Navy’s No. 2 Civilian Says Balanced Planning Needed to Confront Current and Future Threats

The Honorable James F. Geurts, performing the duties of Under Secretary of the Navy, center, speaks with a Naval Special Warfare (NSW) operator, right, about emerging NSW capabilities during a visit to various NSW commands in the San Diego region. U.S. NAVY / Mass Communication Specialist 1st Class Sean Furey

ARLINGTON, Va. — While Pentagon planners and lawmakers puzzle over which platforms to retire and which to keep in service in the coming decades, it’s important to balance competing priorities of readiness to meet current threats as well as preparing for ones yet to be imagined, the second-highest ranking civilian in the U.S. Navy says.

It’s a “false dilemma” to say the Navy Department has to choose between current readiness and future readiness,” James “Hondo” Geurts said May 12 at the McAleese Associates FY2022 Defense Programs Conference webinars. “We have to do both of them. Balance is really important, particularly in today’s operational environment,” where thousands of Marines are forward deployed in the first island chain of the Pacific, and a third of the fleet is at sea.   

Geurts, until Jan. 21 the assistant secretary of the Navy for research, development and acquisition, was designated as performing the duties of Under Secretary of the Navy in February by acting Navy Secretary Thomas Harker. In the new role of principal assistant to the Secretary, Geurts acts as chief operating officer and chief management officer for the department.

Navigating the great power competition, in what is expected to be an era of shrinking defense budgets, will require resilience in dealing with cyber, climate and competition challenges, Geurts said, as well as balancing “how we think about future readiness in things like remotely crewed or unmanned systems with today’s manned systems.”

Geurts said that question has weighed on him for the last two years, but he was encouraged by the Unmanned Campaign framework released by the Navy and Marine Corps March 16. He also said he was feeling positive “that we have started the right motions, people are thinking about it,” but he wants to see improvement in the “scale and speed” at which technology discoveries move from development to deployment with the fleet.

As for the issue of retiring older platforms like cruisers and amphibious warfare ships, to make way for new technologies, a hot topic on Capitol Hill, Geurts said he wouldn’t discuss specifics until the Biden administration’s first defense budget is released.
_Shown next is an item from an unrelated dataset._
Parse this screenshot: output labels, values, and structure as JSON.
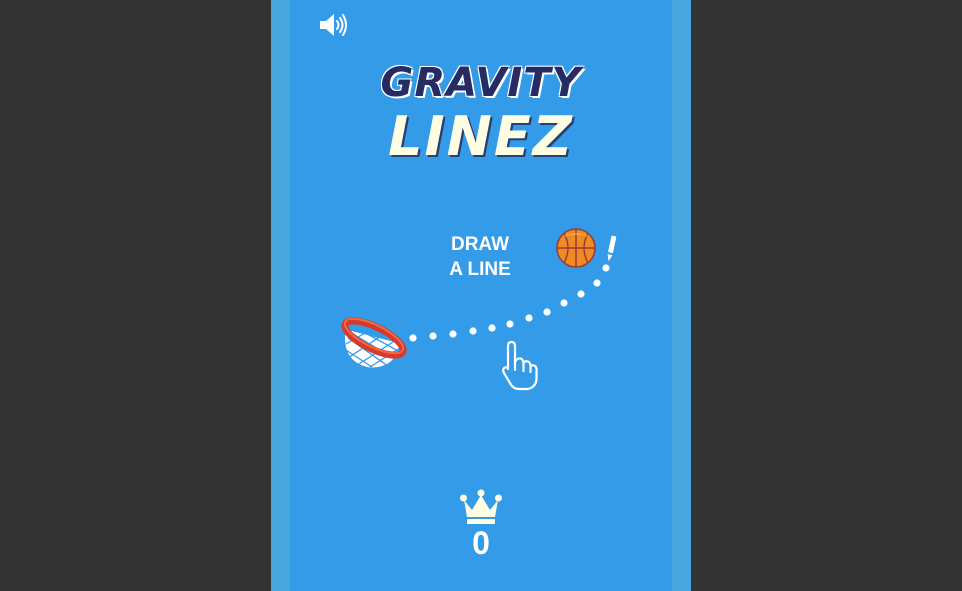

However, “we’re looking at what’s that right balance of keeping things while they’re still useful, but not keeping things to the point where they’re not adding value to the missions we see going forward,” Geurts said, adding “we want to maximize the return on investments made and maybe in new and interesting ways.”

He noted that Chief of Naval Operations Adm. Mike Gilday has been outspoken about continuing to use Littoral Combat Ships (LCS) in the Western Pacific. “There is a place for it. We just need to be creative in how do we maximize that previous investment going forward,” Geurts said.